Is the system linear or nonlinear

[physicsgirl199]

Homework Statement

3y(t)+2=x(t)

Homework Equations

k1y1(t) + k2y2(t) + 2(k1+k2) = k1x1(t)+k2x2(t)

The Attempt at a Solution

I know the system is non linear but I cannot explain why. It has something to do with 2(k1+k2) but I am unsure.

 

[berkeman]

Homework Statement

3y(t)+2=x(t)

Homework Equations

k1y1(t) + k2y2(t) + 2(k1+k2) = k1x1(t)+k2x2(t)

The Attempt at a Solution

I know the system is non linear but I cannot explain why. It has something to do with 2(k1+k2) but I am unsure.

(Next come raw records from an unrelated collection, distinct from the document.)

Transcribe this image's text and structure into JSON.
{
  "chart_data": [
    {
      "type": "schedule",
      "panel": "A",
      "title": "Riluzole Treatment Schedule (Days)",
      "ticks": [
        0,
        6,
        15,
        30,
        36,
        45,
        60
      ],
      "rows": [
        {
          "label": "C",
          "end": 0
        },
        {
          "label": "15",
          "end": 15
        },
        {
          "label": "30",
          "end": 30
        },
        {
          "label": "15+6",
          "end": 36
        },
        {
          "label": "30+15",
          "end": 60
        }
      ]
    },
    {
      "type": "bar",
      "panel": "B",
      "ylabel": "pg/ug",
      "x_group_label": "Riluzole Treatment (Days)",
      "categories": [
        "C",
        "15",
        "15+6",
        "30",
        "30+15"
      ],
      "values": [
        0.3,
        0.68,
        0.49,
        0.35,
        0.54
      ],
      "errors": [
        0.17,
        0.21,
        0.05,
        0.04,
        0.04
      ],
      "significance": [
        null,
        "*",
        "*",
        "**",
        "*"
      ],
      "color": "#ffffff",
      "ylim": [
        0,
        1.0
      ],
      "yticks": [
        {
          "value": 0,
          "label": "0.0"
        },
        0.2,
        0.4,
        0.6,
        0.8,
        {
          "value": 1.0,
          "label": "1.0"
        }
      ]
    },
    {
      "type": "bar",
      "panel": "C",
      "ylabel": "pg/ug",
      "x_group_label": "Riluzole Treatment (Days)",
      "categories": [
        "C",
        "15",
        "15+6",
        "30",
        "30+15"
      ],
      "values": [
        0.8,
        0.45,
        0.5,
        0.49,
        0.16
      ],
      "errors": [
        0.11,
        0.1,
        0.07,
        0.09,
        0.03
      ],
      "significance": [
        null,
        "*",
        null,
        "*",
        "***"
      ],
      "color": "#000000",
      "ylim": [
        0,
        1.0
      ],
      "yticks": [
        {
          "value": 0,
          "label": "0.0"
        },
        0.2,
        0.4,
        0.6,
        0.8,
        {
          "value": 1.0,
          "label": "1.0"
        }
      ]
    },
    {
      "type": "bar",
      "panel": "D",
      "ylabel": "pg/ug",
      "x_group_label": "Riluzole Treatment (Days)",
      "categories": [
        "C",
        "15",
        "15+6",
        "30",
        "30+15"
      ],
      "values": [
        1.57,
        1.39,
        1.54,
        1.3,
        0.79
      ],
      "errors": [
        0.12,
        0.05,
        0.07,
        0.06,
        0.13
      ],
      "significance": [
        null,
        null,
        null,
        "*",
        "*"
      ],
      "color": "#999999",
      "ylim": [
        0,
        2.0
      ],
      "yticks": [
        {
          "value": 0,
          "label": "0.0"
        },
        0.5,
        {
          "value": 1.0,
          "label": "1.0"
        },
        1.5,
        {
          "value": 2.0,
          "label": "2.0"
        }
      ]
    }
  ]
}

Why do you say you know it's non-linear?

 

[Mark44]

How are you defining the term "linear"? In some contexts, this term implies that the graph of the relationship is a straight line. In the context of linear transformations, the conditions for linearity are that $L(x_1 + x_2) = L(x_1) + L(x_2)$ and that $L(cx) = cL(x)$.

k1y1(t) + k2y2(t) + 2(k1+k2) = k1x1(t)+k2x2(t)

You put this equation in the Relevant equations section. How is it relevant to this problem?

 

[physicsgirl199]

it is both the properties you have described but I have combined them into one equation.

also it was marked as nonlinear in the solution manual

 

[Mark44]

You could write the given equation as $y(t) = \frac 1 3 x(t) - \frac 2 3$
Now check the two properties separately.
1) Is $y(t_1 + t_2) = y(t_1) + y(t_2)$?
2) Is $y(k \cdot t_1) = k \cdot y(t_1)$?

If both of the above are true for all values of t, the relationship is linear; otherwise, it's nonlinear.

 

[Ray Vickson]

it is both the properties you have described but I have combined them into one equation.

also it was marked as nonlinear in the solution manual

I think it is a bit ambiguous.

If your equation $3y(t)+2 = x(t)$ describes a "dynamical system", then it is not linear because if $(x_1(t),y_(t))$ and $(x_2(t),y_2(t))$ are two solutions, the pair $(x_1(t)+x_2(t),y_1(t)+y_2(t))$ is not a solution, nor is $(cx_1(t),cy_2(t))$ for a constant $c \neq 1$.

On the other hand the equation $x - 3y = 2$ is what would normally be called "linear equation"---meaning that the left-hand-side in $f(x,y) = c$ is a linear function of $x,y$. Perhaps that is a bit of abuse of language, but it is nevertheless standard usage in describing equations. We do something similar when we call a differential equation such as $dy/dx + 2 y = x^2$ a (non-homogeneous) linear differential equation!